Blending music and motion, Lady Arpels Ballerines Musicales Émeraude, Rubis and Diamant watches, white diamond-set gold case (44.5 mm), dial in miniature painting and engraving, manual-winding movement, retrograde time indication, on-demand musical animation. Numbered edition.
In its quest for excellence with a taste for beauty and harmony, Van Cleef & Arpels has drawn boundless inspiration from the world of dance over the decades. Today, the art of ballet imparts an aura of grace into three new watches reflecting the vision of Poetry of Time unique to the Maison. For the first time, Lady Arpels Ballerines Musicales creations blend music and motion, bringing to life a veritable experience of sight and sound. True to the Van Cleef & Arpels tradition of excellence, each timepiece combines watchmaking expertise, mastery of fine crafts and jewelry savoir-faire to capture the full enchantment of music and dance.

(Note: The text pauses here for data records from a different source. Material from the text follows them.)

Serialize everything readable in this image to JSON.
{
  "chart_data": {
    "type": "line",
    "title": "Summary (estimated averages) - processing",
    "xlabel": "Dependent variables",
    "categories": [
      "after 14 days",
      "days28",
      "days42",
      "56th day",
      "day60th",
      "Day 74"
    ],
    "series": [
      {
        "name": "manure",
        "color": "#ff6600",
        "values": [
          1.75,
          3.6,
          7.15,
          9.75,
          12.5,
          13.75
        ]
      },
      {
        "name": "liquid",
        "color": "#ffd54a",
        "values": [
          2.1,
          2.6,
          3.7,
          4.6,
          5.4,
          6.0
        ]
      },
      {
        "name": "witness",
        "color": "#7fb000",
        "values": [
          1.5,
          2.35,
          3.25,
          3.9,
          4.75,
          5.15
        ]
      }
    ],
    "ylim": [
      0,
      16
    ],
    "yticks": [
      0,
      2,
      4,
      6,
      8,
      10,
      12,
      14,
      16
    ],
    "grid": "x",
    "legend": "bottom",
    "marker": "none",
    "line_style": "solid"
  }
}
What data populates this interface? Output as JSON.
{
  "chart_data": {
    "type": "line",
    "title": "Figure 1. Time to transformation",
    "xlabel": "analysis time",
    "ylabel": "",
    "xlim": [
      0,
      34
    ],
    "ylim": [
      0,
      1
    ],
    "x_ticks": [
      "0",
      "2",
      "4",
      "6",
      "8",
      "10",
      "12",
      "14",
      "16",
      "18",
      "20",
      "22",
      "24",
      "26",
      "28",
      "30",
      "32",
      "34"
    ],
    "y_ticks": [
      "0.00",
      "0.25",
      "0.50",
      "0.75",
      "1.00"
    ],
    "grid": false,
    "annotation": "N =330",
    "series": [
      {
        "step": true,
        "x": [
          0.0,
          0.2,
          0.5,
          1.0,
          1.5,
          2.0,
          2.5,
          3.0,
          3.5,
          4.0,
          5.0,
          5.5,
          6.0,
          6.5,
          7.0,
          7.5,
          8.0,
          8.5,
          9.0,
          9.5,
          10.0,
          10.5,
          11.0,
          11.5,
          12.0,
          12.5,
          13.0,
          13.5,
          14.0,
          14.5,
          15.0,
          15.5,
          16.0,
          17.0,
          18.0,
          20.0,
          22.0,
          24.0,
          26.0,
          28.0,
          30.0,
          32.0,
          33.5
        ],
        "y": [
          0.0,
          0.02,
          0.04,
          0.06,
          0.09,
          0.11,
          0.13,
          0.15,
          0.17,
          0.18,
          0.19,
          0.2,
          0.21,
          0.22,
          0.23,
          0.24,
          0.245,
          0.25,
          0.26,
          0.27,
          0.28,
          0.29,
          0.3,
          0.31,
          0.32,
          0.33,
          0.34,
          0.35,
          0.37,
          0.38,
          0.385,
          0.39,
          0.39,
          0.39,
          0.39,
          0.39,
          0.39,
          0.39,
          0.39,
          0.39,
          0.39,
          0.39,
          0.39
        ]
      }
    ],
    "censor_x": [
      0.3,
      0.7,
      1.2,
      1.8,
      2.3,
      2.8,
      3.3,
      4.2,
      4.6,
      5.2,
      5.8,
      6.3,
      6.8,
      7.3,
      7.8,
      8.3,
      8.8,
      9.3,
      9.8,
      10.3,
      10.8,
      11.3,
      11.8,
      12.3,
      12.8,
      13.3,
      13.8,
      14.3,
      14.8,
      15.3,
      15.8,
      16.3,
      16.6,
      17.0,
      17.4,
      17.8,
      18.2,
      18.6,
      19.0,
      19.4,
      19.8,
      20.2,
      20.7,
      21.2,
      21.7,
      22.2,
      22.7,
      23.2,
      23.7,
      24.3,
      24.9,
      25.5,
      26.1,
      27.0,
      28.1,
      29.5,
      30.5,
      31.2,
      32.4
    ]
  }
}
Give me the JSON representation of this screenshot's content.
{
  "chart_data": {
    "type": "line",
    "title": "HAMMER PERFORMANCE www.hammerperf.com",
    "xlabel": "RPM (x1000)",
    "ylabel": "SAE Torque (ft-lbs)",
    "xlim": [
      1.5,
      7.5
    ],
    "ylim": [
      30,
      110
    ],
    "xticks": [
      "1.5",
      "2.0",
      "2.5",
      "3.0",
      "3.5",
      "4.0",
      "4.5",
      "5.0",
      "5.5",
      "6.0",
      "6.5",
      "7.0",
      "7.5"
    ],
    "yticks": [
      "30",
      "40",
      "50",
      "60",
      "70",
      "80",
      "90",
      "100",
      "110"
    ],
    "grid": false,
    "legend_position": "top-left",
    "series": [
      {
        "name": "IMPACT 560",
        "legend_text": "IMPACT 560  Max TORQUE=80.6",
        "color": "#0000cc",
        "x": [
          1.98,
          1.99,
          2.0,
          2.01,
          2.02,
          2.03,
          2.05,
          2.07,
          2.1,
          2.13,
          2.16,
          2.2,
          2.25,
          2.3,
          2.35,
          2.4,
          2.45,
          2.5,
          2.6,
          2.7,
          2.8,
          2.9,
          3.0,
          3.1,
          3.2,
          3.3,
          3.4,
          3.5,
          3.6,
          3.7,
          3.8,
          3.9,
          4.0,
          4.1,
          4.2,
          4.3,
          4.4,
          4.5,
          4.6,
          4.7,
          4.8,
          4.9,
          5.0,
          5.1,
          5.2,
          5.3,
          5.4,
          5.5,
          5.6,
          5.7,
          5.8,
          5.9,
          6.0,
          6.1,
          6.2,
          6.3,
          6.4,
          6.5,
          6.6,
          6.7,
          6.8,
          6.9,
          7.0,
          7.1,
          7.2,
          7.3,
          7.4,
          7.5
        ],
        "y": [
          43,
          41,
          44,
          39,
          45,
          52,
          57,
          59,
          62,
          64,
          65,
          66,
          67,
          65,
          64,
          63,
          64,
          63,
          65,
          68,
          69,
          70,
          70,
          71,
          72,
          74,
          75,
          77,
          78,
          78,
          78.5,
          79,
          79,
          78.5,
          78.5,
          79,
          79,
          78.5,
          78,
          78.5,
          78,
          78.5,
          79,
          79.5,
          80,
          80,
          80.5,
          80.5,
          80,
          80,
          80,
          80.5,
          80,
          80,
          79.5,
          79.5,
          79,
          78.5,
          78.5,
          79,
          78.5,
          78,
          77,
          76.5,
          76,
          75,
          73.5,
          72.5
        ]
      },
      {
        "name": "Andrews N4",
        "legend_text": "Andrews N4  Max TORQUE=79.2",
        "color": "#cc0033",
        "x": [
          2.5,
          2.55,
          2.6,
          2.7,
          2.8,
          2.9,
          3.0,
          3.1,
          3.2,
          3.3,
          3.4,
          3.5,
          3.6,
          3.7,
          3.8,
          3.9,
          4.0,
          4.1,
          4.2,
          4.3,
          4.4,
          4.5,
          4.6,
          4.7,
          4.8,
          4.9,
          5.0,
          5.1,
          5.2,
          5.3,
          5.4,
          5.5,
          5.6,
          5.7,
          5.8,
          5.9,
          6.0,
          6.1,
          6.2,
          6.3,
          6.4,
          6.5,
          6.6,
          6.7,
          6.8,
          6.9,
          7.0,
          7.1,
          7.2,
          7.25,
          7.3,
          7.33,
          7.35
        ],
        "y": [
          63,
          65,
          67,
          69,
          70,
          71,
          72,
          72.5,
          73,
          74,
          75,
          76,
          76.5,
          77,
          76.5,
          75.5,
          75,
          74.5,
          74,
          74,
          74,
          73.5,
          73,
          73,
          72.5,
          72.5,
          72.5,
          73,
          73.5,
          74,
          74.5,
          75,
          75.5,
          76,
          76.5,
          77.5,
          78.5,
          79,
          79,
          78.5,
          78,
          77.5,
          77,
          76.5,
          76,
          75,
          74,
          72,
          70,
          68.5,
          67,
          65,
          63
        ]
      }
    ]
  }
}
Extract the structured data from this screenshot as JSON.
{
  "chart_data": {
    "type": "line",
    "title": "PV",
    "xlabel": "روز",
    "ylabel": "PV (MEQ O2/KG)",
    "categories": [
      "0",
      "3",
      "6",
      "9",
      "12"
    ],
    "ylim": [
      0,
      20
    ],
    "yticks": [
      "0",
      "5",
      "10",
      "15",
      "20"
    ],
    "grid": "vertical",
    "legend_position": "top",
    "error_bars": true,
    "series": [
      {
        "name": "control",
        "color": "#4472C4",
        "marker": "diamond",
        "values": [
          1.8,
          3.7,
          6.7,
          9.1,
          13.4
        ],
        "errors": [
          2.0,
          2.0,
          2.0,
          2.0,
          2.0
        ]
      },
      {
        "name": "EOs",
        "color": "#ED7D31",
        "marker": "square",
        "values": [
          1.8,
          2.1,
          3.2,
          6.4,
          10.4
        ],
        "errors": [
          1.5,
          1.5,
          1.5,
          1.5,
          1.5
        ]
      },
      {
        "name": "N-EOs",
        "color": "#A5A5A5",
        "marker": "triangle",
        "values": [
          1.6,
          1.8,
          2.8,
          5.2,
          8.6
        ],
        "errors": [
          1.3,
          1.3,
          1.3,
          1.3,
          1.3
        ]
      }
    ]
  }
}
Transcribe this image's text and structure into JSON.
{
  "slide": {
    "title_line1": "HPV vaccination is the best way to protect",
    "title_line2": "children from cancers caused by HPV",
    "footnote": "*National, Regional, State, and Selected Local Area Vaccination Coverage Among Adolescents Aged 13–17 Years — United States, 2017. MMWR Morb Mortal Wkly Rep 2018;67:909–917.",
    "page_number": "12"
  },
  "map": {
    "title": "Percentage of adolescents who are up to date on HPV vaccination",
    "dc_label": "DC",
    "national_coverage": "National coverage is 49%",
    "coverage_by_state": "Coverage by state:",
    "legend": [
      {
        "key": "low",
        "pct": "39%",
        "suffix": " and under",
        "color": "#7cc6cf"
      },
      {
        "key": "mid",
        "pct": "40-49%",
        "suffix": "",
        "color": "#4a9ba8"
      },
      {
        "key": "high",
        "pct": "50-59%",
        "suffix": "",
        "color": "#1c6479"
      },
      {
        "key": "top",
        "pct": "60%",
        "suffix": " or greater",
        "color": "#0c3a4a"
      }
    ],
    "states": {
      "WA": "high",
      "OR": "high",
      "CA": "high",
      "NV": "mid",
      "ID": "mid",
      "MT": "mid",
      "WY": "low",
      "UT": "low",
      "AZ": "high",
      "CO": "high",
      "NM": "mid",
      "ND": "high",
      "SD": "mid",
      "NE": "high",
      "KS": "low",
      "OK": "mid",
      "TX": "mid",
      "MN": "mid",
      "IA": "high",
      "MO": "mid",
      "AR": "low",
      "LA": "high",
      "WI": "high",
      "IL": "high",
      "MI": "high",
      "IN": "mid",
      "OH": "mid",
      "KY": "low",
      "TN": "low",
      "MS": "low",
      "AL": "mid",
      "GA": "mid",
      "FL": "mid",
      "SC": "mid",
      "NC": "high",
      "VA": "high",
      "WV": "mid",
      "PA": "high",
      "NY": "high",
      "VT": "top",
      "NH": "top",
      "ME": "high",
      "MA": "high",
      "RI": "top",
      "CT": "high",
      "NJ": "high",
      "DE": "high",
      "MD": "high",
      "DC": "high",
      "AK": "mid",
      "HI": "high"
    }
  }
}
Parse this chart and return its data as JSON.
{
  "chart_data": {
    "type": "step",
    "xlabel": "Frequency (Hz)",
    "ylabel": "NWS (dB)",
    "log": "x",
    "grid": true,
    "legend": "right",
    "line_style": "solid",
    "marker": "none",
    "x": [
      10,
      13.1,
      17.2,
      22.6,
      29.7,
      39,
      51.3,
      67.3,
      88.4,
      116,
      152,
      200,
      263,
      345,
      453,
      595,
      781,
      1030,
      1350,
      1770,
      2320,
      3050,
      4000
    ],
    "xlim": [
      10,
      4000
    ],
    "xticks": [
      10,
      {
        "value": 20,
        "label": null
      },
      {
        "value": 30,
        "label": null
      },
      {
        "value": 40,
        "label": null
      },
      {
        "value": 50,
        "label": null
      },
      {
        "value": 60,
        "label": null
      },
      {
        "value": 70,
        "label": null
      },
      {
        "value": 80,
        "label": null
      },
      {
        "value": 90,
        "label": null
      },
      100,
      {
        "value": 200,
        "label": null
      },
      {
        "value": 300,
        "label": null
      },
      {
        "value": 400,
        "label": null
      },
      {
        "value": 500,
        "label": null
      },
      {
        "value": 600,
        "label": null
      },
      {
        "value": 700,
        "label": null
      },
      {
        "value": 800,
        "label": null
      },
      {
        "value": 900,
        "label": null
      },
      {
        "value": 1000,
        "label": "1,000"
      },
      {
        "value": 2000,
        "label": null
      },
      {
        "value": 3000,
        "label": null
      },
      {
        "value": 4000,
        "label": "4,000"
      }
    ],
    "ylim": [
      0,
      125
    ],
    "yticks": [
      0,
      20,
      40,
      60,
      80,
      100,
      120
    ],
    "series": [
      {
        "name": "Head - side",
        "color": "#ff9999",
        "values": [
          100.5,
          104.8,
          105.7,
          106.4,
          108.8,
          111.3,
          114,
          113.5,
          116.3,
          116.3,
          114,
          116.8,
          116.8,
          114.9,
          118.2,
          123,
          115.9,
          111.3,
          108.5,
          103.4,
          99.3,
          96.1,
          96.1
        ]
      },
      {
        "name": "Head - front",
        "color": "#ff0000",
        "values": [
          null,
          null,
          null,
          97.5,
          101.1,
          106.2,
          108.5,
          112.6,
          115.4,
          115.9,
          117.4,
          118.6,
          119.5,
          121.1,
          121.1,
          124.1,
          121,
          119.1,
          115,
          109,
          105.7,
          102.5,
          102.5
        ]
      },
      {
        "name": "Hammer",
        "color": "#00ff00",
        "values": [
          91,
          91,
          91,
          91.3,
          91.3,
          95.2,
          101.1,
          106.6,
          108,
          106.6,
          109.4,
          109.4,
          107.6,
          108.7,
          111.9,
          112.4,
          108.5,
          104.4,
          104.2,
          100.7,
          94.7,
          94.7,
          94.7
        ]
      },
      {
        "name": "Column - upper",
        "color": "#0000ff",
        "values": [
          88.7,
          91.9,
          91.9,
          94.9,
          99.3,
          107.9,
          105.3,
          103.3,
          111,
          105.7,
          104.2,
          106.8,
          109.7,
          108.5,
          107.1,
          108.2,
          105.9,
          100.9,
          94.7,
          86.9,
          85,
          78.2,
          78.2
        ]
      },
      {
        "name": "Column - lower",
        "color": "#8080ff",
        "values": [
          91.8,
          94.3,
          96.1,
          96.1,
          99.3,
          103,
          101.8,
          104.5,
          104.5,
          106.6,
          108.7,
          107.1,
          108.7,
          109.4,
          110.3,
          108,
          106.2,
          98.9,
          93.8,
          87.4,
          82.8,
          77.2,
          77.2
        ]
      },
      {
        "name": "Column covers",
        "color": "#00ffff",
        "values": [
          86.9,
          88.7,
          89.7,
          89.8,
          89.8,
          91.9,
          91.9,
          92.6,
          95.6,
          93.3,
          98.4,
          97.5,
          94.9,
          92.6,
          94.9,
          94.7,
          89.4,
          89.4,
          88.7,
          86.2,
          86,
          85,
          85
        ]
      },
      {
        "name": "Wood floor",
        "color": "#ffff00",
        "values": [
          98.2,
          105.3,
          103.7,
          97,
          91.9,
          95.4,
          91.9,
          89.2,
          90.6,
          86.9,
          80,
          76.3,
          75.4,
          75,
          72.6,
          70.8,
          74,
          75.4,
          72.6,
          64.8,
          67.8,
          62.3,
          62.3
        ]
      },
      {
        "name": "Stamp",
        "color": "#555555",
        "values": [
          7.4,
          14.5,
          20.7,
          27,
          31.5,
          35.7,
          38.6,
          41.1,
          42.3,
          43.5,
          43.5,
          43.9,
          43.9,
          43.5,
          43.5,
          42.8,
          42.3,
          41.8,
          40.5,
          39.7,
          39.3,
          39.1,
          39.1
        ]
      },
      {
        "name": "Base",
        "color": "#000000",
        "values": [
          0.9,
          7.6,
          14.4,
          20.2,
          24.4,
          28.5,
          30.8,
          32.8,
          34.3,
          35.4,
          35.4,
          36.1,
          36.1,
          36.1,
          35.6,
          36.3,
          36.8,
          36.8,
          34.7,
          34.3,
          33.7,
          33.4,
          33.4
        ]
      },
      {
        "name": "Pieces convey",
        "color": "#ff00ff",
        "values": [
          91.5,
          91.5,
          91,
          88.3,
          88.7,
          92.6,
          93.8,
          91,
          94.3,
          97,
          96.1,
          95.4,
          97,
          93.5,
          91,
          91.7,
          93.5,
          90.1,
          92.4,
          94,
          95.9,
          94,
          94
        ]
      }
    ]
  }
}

The enchantment of ballet on the wrist
To reflect the full wonder of ballet, Van Cleef & Arpels recreated the three-dimensional tableau of an actual theater stage. A diamond-set upper dial, representing a sparkling chandelier and lavish curtains, illuminates the dial, awash in color thanks to the fine crafts dear to the Maison: sculpted, engraved and hand-painted draperies reveal ethereal ballerinas in miniature painting. Each piece features its own blend of stones and motifs, an allusion to the three movements of Jewels. The Lady Arpels Ballerine Musicale Émeraude watch displays green nuances, while the Lady Arpels Ballerine Musicale Rubis timepiece shines in elegant tones of red. The Lady Arpels Ballerine Musicale Diamant watch sparkles with intense white, blue and golden hues. On the upper crown of each creation, a precious stone reflects the color of the dial. The story continues on the back of the watch with an engraved bas-relief illustration portraying a ballerina dancing in front of the Van Cleef & Arpels 5th Avenue boutique in New York, where Claude Arpels hosted George Balanchine in 1966 for a private viewing of the Maison’s creations.
The magic of the stage
Enriching the Poetic Complications collection, each of these three creations evokes a chapter of Jewels, recreating the poetry of the costumes and music through a visual and musical animation. The dial comes to life and the melody rings out, transporting the eyes and ears into an enchanting world of ballet. The dial awakes on demand: the curtain opens to reveal five ballerinas draped in tutus and colors suggesting the different gemstones and traditions of dance that inspired George Balanchine. As this scene appears, the music starts to play. Thanks to a veritable technical achievement, the melodies associated with the three acts resonate with the crystalline tones of a carillon and a music box. The innovative combination and harmonization of these two instruments treats the ear to themes by Gabriel Fauré, Igor Stravinsky and Piotr Ilyich Tchaikovsky. The watch case amplifies the melody offered by the carillon and music box, transmitting it through a surface expertly paved with diamonds. To heighten the listening experience, each watch comes with a birchwood and walnut marquetry case, created in partnership with luthiers and acoustics experts, and enriched with an electronic amplifier. This project, conceived a decade ago, required seven years of development work for the manual-winding mechanical movement and the on-demand animation. Perpetuating a tradition dear to the Maison, the watches also feature a retrograde function to tell the time. On the top of the dial, a star – in tribute to the Paris Opera’s “danseuses étoiles” – displays the passage of time on a graduated 12-hour scale.
The poetry of motion and music
The music box is made up of a 10-blade keyboard, plucked by pins located on the underside of the rotating disc that presents the visual animation. The four gongs of the carillon, struck by as many hammers, offer additional notes. The two instruments had to be carefully tuned, like a piano, to ensure perfect pitch for the 20- to 25-second melodies. To respect the rhythm of each arrangement, a centrifugal regulation mechanism maintains constant speed regardless of the tension in the animation barrel. The piece can thus be played three times in a row with flawless melodic quality. In addition to the technical exploit of playing two different instruments inside a watch case, Van Cleef & Arpels also took up the challenge of reproducing the complex melodies of three classical music themes: Pelléas et Mélisande, Op. 80 by Gabriel Fauré (1898), Capriccio for piano and orchestra by Igor Stravinsky (1929) and Piotr Ilyich Tchaikovsky’s Symphony No. 3 (1875). The Maison worked closely with Michel Tirabosco to simplify and adapt the arrangements to just two instruments. A Swiss concert musician, born in Rome and famous for his mastery of the pan flute, he was intimately involved throughout the development process. In the heart of each creation, the rich tones of the carillon and music box accurately and delicately relay the melody and harmonies. For example, the movement of the Lady Arpels Ballerine Musicale Rubis watch performs Stravinsky’s Capriccio with no fewer than 92 notes: 69 played by the music box, and 23 by the carillon.